# Gesshin 400, It was time



## marc4pt0 (Sep 19, 2015)

Let me just say that I love getting packages in the mail from JKI. It's always a little treat. There's care packed in there. Makes me want to buy more from these West Coast Cats. 

I'm also a huge fan of the Gesshin stones I have (400, 2k and the 1k & 6k diamond set).

As you can see below, it was time for a replacement. I'll still use the old one until it's completely gone, but it'll be nice having the new one around as well. 
I've sharpened/ polished a lot of knives for friends and coworkers. And I struggled with some dishing which lead to a lot of flattening. Not the stone's fault per se, more so my being bad with stones in general. I've since learned a lot more "stone etiquette" regarding pressure and maintenance.


----------



## JBroida (Sep 19, 2015)

how old is the first one?


----------



## marc4pt0 (Sep 19, 2015)

Almost 2 years old. It's seen a LOT of activity. I've used it in repair and re-profiling several knives. The biggest project was a Kato Workhorse 240 gyuto. It suffered some big chip outs.


----------



## GeneH (Sep 19, 2015)

Impressive the used stone is so thin. Permasoaked because you used them so often? Any extra care / special treatment used to keep it from breaking or are most stones less-than-fragile or brittle even when that thin? I am considering gluing window-pane Lexan or even glass base to my stones (when I get them), to stabilize them from use-dry-use cycles.
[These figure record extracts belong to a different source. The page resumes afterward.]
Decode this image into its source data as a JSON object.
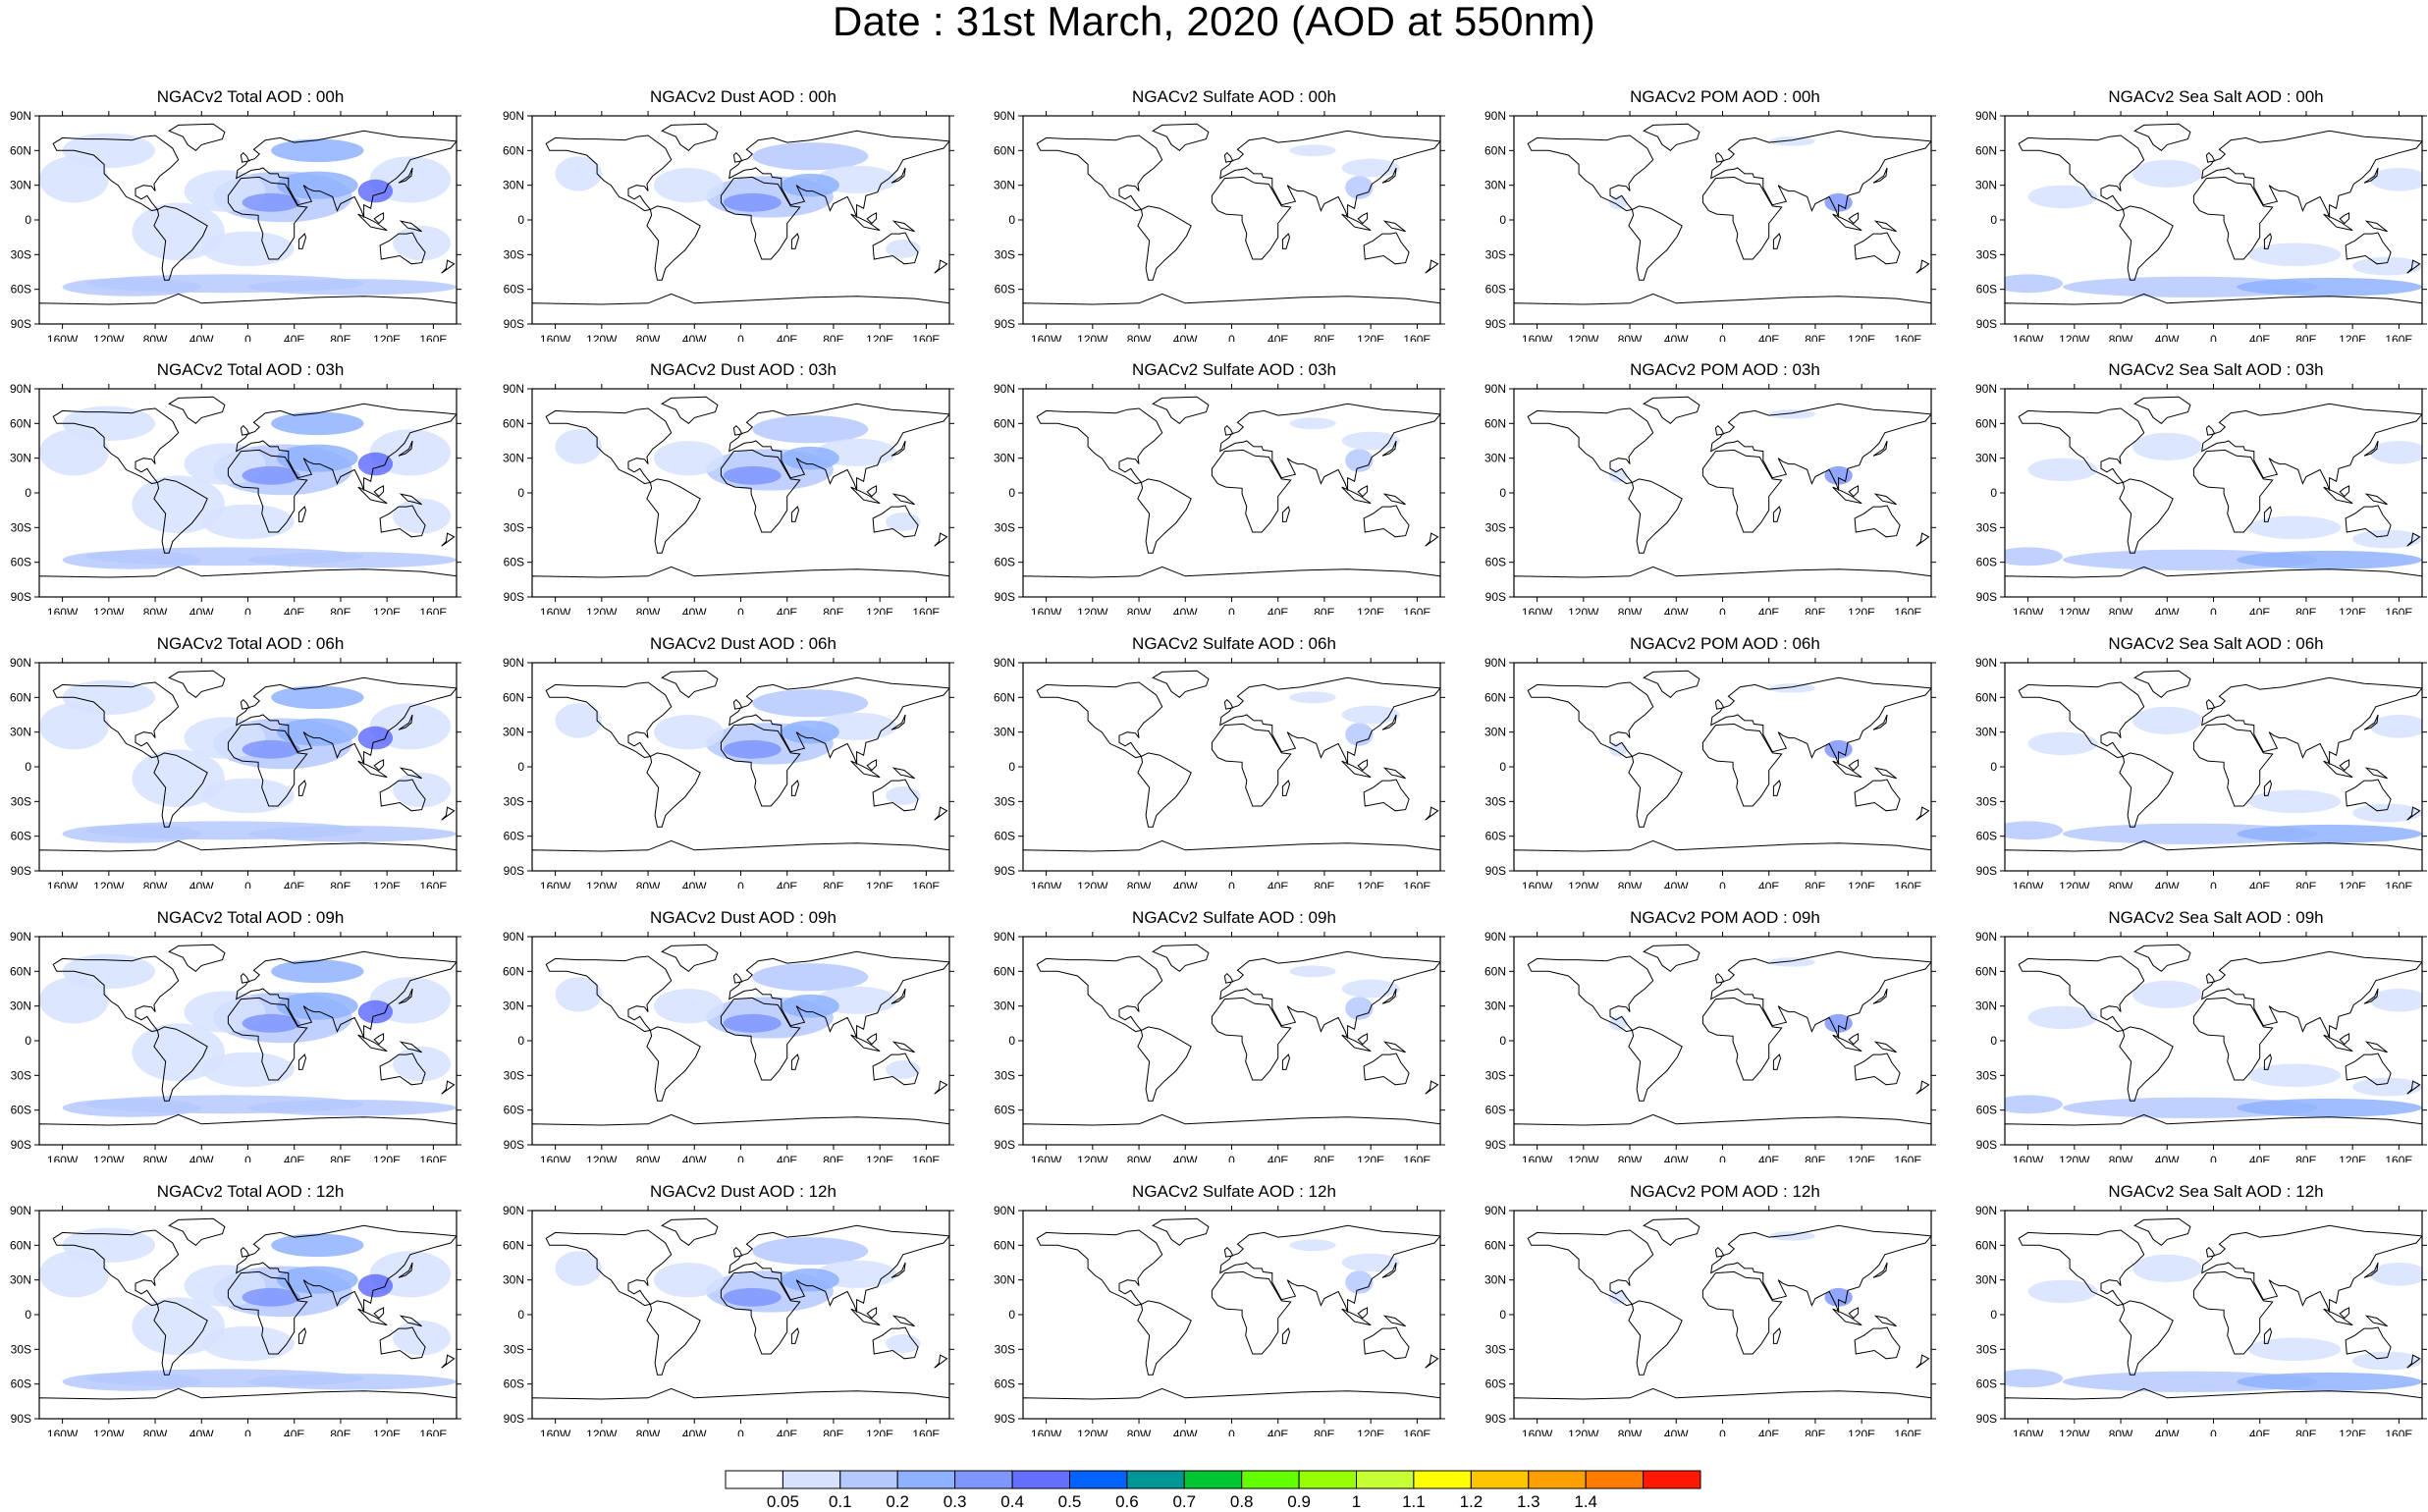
{
  "title": "Date : 31st March, 2020 (AOD at 550nm)",
  "panels": [
    {
      "title": "NGACv2 Total AOD : 00h",
      "species": "total"
    },
    {
      "title": "NGACv2 Dust AOD : 00h",
      "species": "dust"
    },
    {
      "title": "NGACv2 Sulfate AOD : 00h",
      "species": "sulfate"
    },
    {
      "title": "NGACv2 POM AOD : 00h",
      "species": "pom"
    },
    {
      "title": "NGACv2 Sea Salt AOD : 00h",
      "species": "seasalt"
    },
    {
      "title": "NGACv2 Total AOD : 03h",
      "species": "total"
    },
    {
      "title": "NGACv2 Dust AOD : 03h",
      "species": "dust"
    },
    {
      "title": "NGACv2 Sulfate AOD : 03h",
      "species": "sulfate"
    },
    {
      "title": "NGACv2 POM AOD : 03h",
      "species": "pom"
    },
    {
      "title": "NGACv2 Sea Salt AOD : 03h",
      "species": "seasalt"
    },
    {
      "title": "NGACv2 Total AOD : 06h",
      "species": "total"
    },
    {
      "title": "NGACv2 Dust AOD : 06h",
      "species": "dust"
    },
    {
      "title": "NGACv2 Sulfate AOD : 06h",
      "species": "sulfate"
    },
    {
      "title": "NGACv2 POM AOD : 06h",
      "species": "pom"
    },
    {
      "title": "NGACv2 Sea Salt AOD : 06h",
      "species": "seasalt"
    },
    {
      "title": "NGACv2 Total AOD : 09h",
      "species": "total"
    },
    {
      "title": "NGACv2 Dust AOD : 09h",
      "species": "dust"
    },
    {
      "title": "NGACv2 Sulfate AOD : 09h",
      "species": "sulfate"
    },
    {
      "title": "NGACv2 POM AOD : 09h",
      "species": "pom"
    },
    {
      "title": "NGACv2 Sea Salt  AOD : 09h",
      "species": "seasalt"
    },
    {
      "title": "NGACv2 Total AOD  : 12h",
      "species": "total"
    },
    {
      "title": "NGACv2 Dust AOD : 12h",
      "species": "dust"
    },
    {
      "title": "NGACv2 Sulfate AOD : 12h",
      "species": "sulfate"
    },
    {
      "title": "NGACv2 POM  AOD : 12h",
      "species": "pom"
    },
    {
      "title": "NGACv2 Sea Salt  AOD : 12h",
      "species": "seasalt"
    }
  ],
  "lat_labels": [
    "90N",
    "60N",
    "30N",
    "0",
    "30S",
    "60S",
    "90S"
  ],
  "lon_labels": [
    "160W",
    "120W",
    "80W",
    "40W",
    "0",
    "40E",
    "80E",
    "120E",
    "160E"
  ],
  "colorbar": {
    "colors": [
      "#ffffff",
      "#d6e2ff",
      "#b5c9ff",
      "#8eb2ff",
      "#7f96ff",
      "#6370ff",
      "#0063ff",
      "#009696",
      "#00c633",
      "#63ff00",
      "#96ff00",
      "#c6ff33",
      "#ffff00",
      "#ffc600",
      "#ffa000",
      "#ff7c00",
      "#ff1900"
    ],
    "labels": [
      "0.05",
      "0.1",
      "0.2",
      "0.3",
      "0.4",
      "0.5",
      "0.6",
      "0.7",
      "0.8",
      "0.9",
      "1",
      "1.1",
      "1.2",
      "1.3",
      "1.4"
    ]
  }
}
Maybe I'm overthinking the whole thing..


----------



## daveb (Sep 19, 2015)

Looks like you got you're monies worth and then some. I'm also on my 2nd G400. And it also is in large part because I flattened with a great deal of "enthusiasm". A feeler gauge is no longer part of my sharpening set. :dontknow:


----------



## marc4pt0 (Sep 19, 2015)

For the most part perma-soaked. I always use a stone holder and/or sink bridge. Lately I put a damp paper towel over my Gesshin 220 then rest the 400 on top of that just to elevate it.


----------



## mkriggen (Sep 20, 2015)

daveb said:


> Looks like you got you're monies worth and then some. I'm also on my 2nd G400. And it also is in large part because I flattened with a great deal of "enthusiasm". A feeler gauge is no longer part of my sharpening set. :dontknow:



Yeah, that enthusiastic thinning learning curve can be a real bi*#h on your first G400:whistling:


----------